Brian Ivie made that movie, and during it’s filming something profound happened to him. When I read this book, Brian’s memoir, I spent about 2/3 of it disliking Brian. He was self-centered, manipulative, and generally kind of a jerk. And he says as much about himself. Through the making of the documentary, something he did only because he wanted to win an award the Sundance Film Festival, God began to show Brian what true, sacrificial, fatherly love is. The transformation, even in the tone of the writing, from that time forward was remarkable. Brian changed from that selfish prima donna into a humble, caring person seeking to introduce people to God’s love through film and now this book. His story is a good one and Ted did a wonderful job capturing it in writing. It is not a “happily ever after” tale or a “God used exposure to others’ suffering to change me” story. Rather it’s a memoir of God leading a young man to the place where he would understand true, eternal love.
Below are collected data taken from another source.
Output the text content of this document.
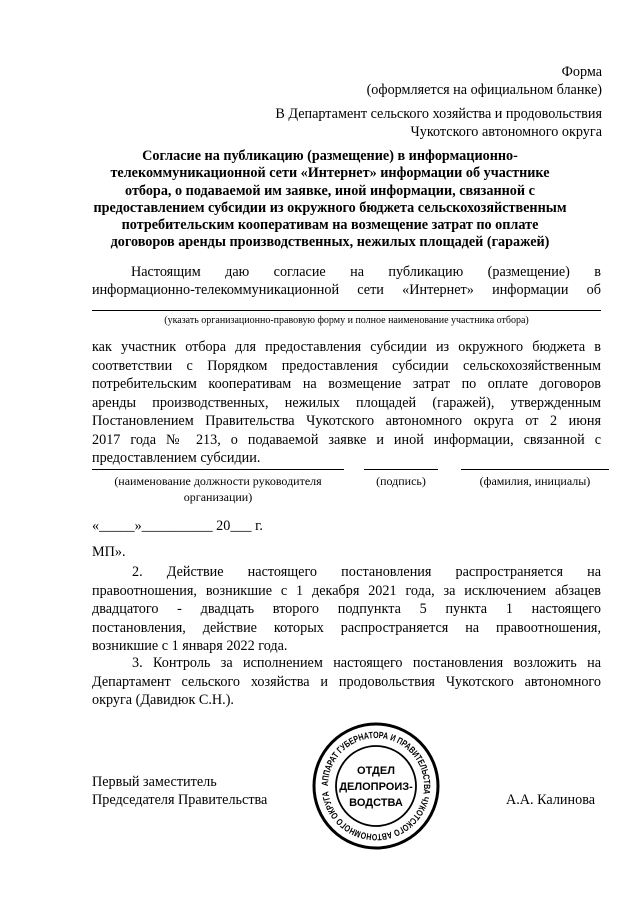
Форма
(оформляется на официальном бланке)
В Департамент сельского хозяйства и продовольствия
Чукотского автономного округа
Согласие на публикацию (размещение) в информационно-
телекоммуникационной сети «Интернет» информации об участнике
отбора, о подаваемой им заявке, иной информации, связанной с
предоставлением субсидии из окружного бюджета сельскохозяйственным
потребительским кооперативам на возмещение затрат по оплате
договоров аренды производственных, нежилых площадей (гаражей)
Настоящим даю согласие на публикацию (размещение) в
информационно-телекоммуникационной сети «Интернет» информации об
(указать организационно-правовую форму и полное наименование участника отбора)
как участник отбора для предоставления субсидии из окружного бюджета в
соответствии с Порядком предоставления субсидии сельскохозяйственным
потребительским кооперативам на возмещение затрат по оплате договоров
аренды производственных, нежилых площадей (гаражей), утвержденным
Постановлением Правительства Чукотского автономного округа от 2 июня
2017 года № 213, о подаваемой заявке и иной информации, связанной с
предоставлением субсидии.
(наименование должности руководителя
организации)
(подпись)	(фамилия, инициалы)
«_____»__________ 20___ г.
МП».
2. Действие настоящего постановления распространяется на
правоотношения, возникшие с 1 декабря 2021 года, за исключением абзацев
двадцатого - двадцать второго подпункта 5 пункта 1 настоящего
постановления, действие которых распространяется на правоотношения,
возникшие с 1 января 2022 года.
3. Контроль за исполнением настоящего постановления возложить на
Департамент сельского хозяйства и продовольствия Чукотского автономного
округа (Давидюк С.Н.).
Первый заместитель
Председателя Правительства	А.А. Калинова
АППАРАТ ГУБЕРНАТОРА И ПРАВИТЕЛЬСТВА ЧУКОТСКОГО АВТОНОМНОГО ОКРУГА
ОТДЕЛ
ДЕЛОПРОИЗ-
ВОДСТВА
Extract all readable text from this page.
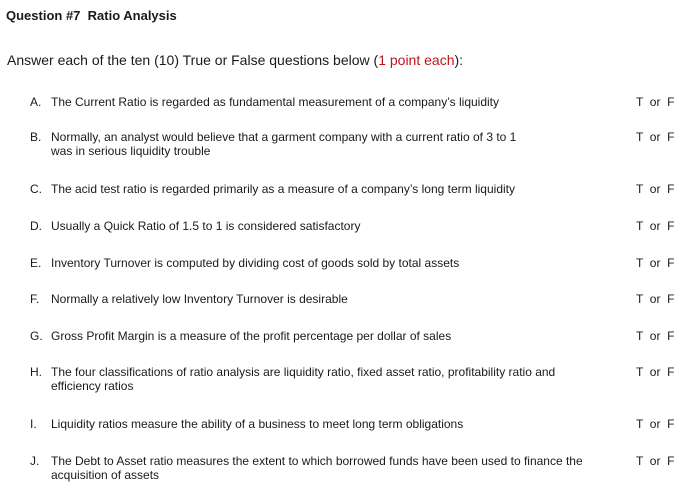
Question #7  Ratio Analysis
Answer each of the ten (10) True or False questions below (1 point each):
A. The Current Ratio is regarded as fundamental measurement of a company’s liquidity	T  or  F
B. Normally, an analyst would believe that a garment company with a current ratio of 3 to 1 was in serious liquidity trouble
T  or  F
C. The acid test ratio is regarded primarily as a measure of a company’s long term liquidity	T  or  F
D. Usually a Quick Ratio of 1.5 to 1 is considered satisfactory	T  or  F
E. Inventory Turnover is computed by dividing cost of goods sold by total assets	T  or  F
F. Normally a relatively low Inventory Turnover is desirable	T  or  F
G. Gross Profit Margin is a measure of the profit percentage per dollar of sales	T  or  F
H. The four classifications of ratio analysis are liquidity ratio, fixed asset ratio, profitability ratio and efficiency ratios
T  or  F
I. Liquidity ratios measure the ability of a business to meet long term obligations	T  or  F
J. The Debt to Asset ratio measures the extent to which borrowed funds have been used to finance the acquisition of assets
T  or  F
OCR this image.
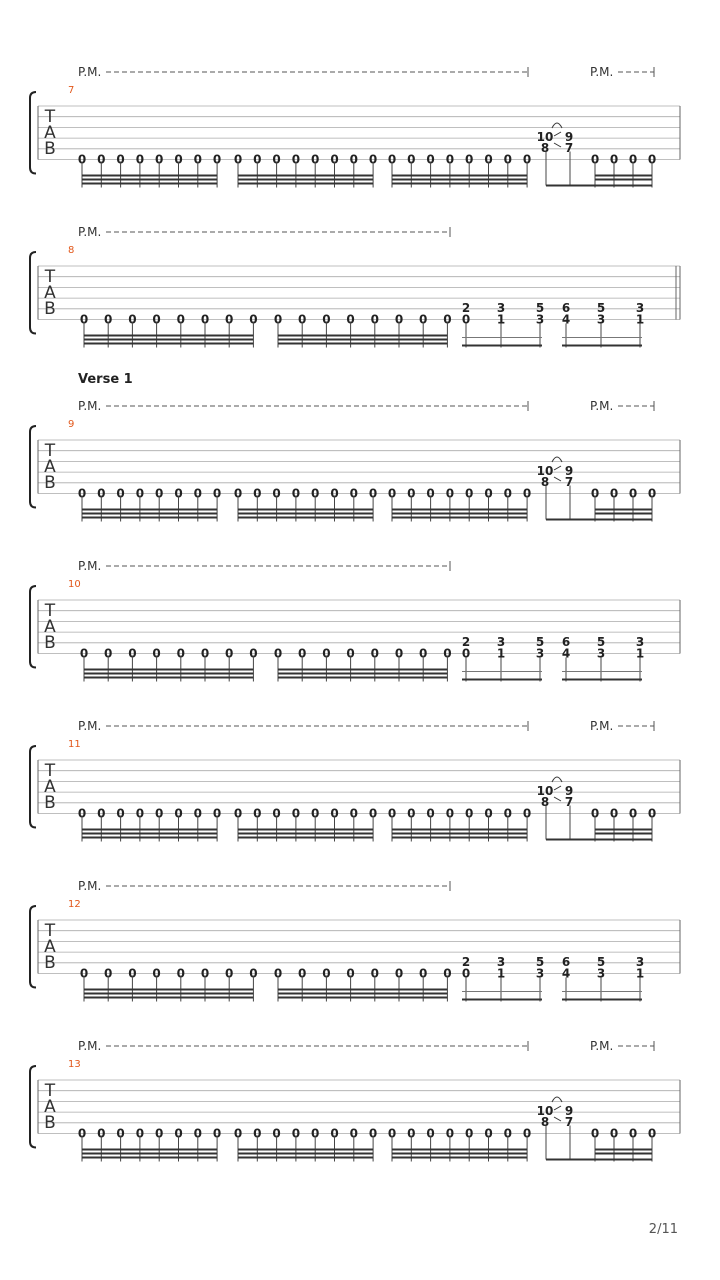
T
A
B
7
P.M.	P.M.
0 0 0 0 0 0 0 0 0 0 0 0 0 0 0 0 0 0 0 0 0 0 0 0
10 9
8 7
0 0 0 0
T
A
B
8
P.M.
0 0 0 0 0 0 0 0 0 0 0 0 0 0 0 0
2
0
3
1
5
3
6
4
5
3
3
1
T
A
B
9
Verse 1
P.M.	P.M.
0 0 0 0 0 0 0 0 0 0 0 0 0 0 0 0 0 0 0 0 0 0 0 0
10 9
8 7
0 0 0 0
T
A
B
10
P.M.
0 0 0 0 0 0 0 0 0 0 0 0 0 0 0 0
2
0
3
1
5
3
6
4
5
3
3
1
T
A
B
11
P.M.	P.M.
0 0 0 0 0 0 0 0 0 0 0 0 0 0 0 0 0 0 0 0 0 0 0 0
10 9
8 7
0 0 0 0
T
A
B
12
P.M.
0 0 0 0 0 0 0 0 0 0 0 0 0 0 0 0
2
0
3
1
5
3
6
4
5
3
3
1
T
A
B
13
P.M.	P.M.
0 0 0 0 0 0 0 0 0 0 0 0 0 0 0 0 0 0 0 0 0 0 0 0
10 9
8 7
0 0 0 0
2/11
Help My Unbelief: Why Doubt Is Not The Enemy Of Faith
Mark 9 tells my favorite story in scripture, that of a father who brings his demon possessed son to Jesus for help. He is desperate. Nothing else has worked. It is my favorite because of a single phrase, one that captures every bit of my experience as a Christian: “I believe; help my unbelief.” (So profound is this verse’s impact on me that I have it tattooed on my right forearm.) Jesus tells the man “I can help if you believe” and this is the man’s response. It is perfect in its honesty and depth.
So much of the Christian life is tension: faith and doubt, obedience and temptation, understanding and fogginess, infinity and finitude, sight and obscurity, good God and sinful world, fully God and fully man, three in one. How do we respond? How do we process this? Many don’t; they give up. I believe, though, that the tensions are where much of the glory and joy of our faith is found. And that’s what I try to show in this book using personal stories and by exploring big ideas and truths. I hope that it is the kind of book that will shake up the placidly comfortable apathetic Christian whose faith has yet to be tested while providing an anchor for the doubt and angst ridden believer for whom pat answers are never enough.